What if we turn the problem sideways? Above, we’re keeping a hash table that holds a set of data-center for each user. Instead, let’s keep a set of users per data-center, splitting the problem up into multiple hash tables. This lets us keep a small, fixed number of tables – since I’d hope any company knows exactly how many data centers they have – and spread the load across them, hopefully making the load on each table more tolerable. We can then check how many sets each user falls into, and call it a day.

data_centers = dict([(dc, set()) for dc in AK_DATA_CENTERS])

for line in sys.stdin:
user, data_center = parse(line)

# Get the total users by intersecting all of the data center sets
...

# Get all users who are in exactly one set by taking symmetric differences (XOR) of data-center sets
# and count the size of that set.
...


While this approach theoretically has better performance with the same O(MN) space requirements, with big enough data the space requirements of the problem totally dominate whatever improvement this approach would provide. In other words, it doesn’t matter how small each hash table is, you can’t fit 80GB of user IDs into the 8GB of RAM on your laptop.

It’s looking pretty bleak for the Clever Way of doing things, since what we really want is a magic hash table that can store our 80GB of user IDs in the memory on our laptops.

#### Bloom Filters

Enter Bloom Filters. A bloom filter is a fixed-size set data structure with two minor features/drawbacks:

1. You can never ask a Bloom Filter for the set of elements it contains.
2. Membership queries have a small, controllable, false-positive probability. Bloom filters will never return false negatives.

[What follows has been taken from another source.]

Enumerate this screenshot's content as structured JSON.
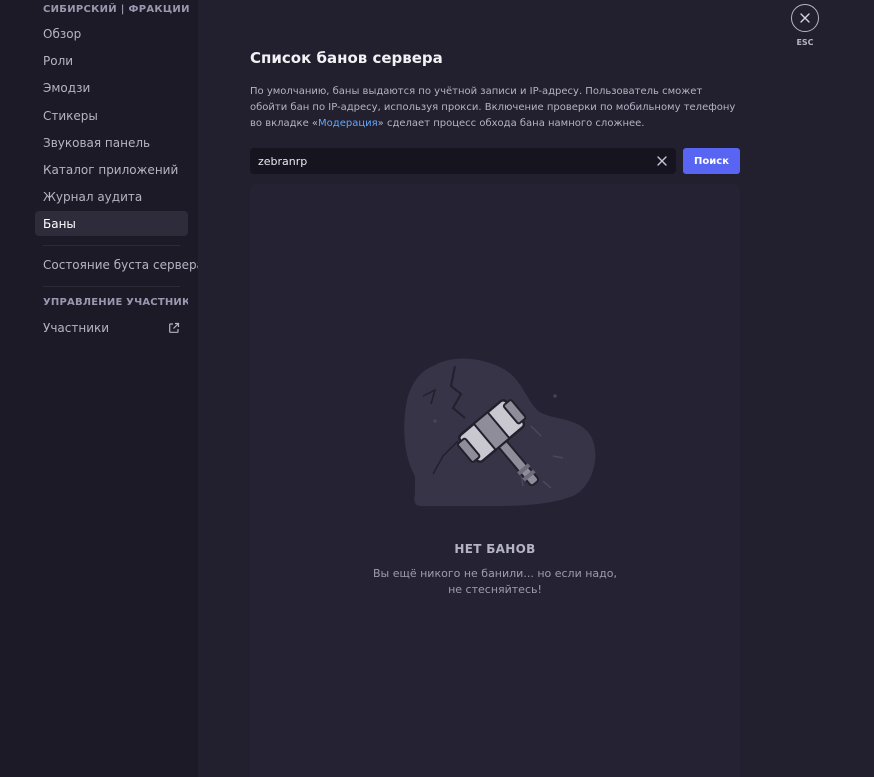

With a little bit of work, it’s pretty easy to substitute Bloom Filters for plain old hash tables in our sideways approach above. There’s a slight tweak we have to make to our algorithm to accommodate the fact that we can’t ever query a bloom filter for the elements it contains, but the idea remains the same.

#### The Payoff

Suppose now we’re keeping a bloom-filter of users per data center. The only thing we have to work around is the fact that we’ll never be able to recover the list of users we’ve added to each set. So, we’ll just deal with users each time we see them instead of deferring our counting to the end.

With that idea in the bag, there are really only a few things to worry about when a request comes in for a given data center.

• Check the bloom filter for that data center to see if the user has been to that one before
• Check the other bloom filters to see how many other data-centers that user has been to before
• Count the number of total data-centers that user has seen before. If the user is new to this data center, and the user has seen exactly one other data center before, increment the multiple data center user counter
• If the user has never seen any of your data centers before, that user is a completely new user. Increment the total number of users seen.
• If the user has already seen this data-center, this user is a repeat. Do nothing!

We ran our version of this overnight. It took us one core, 8GB of RAM, and just under than 4 hours to count the number of users who hit multiple data centers in a full week worth of logs.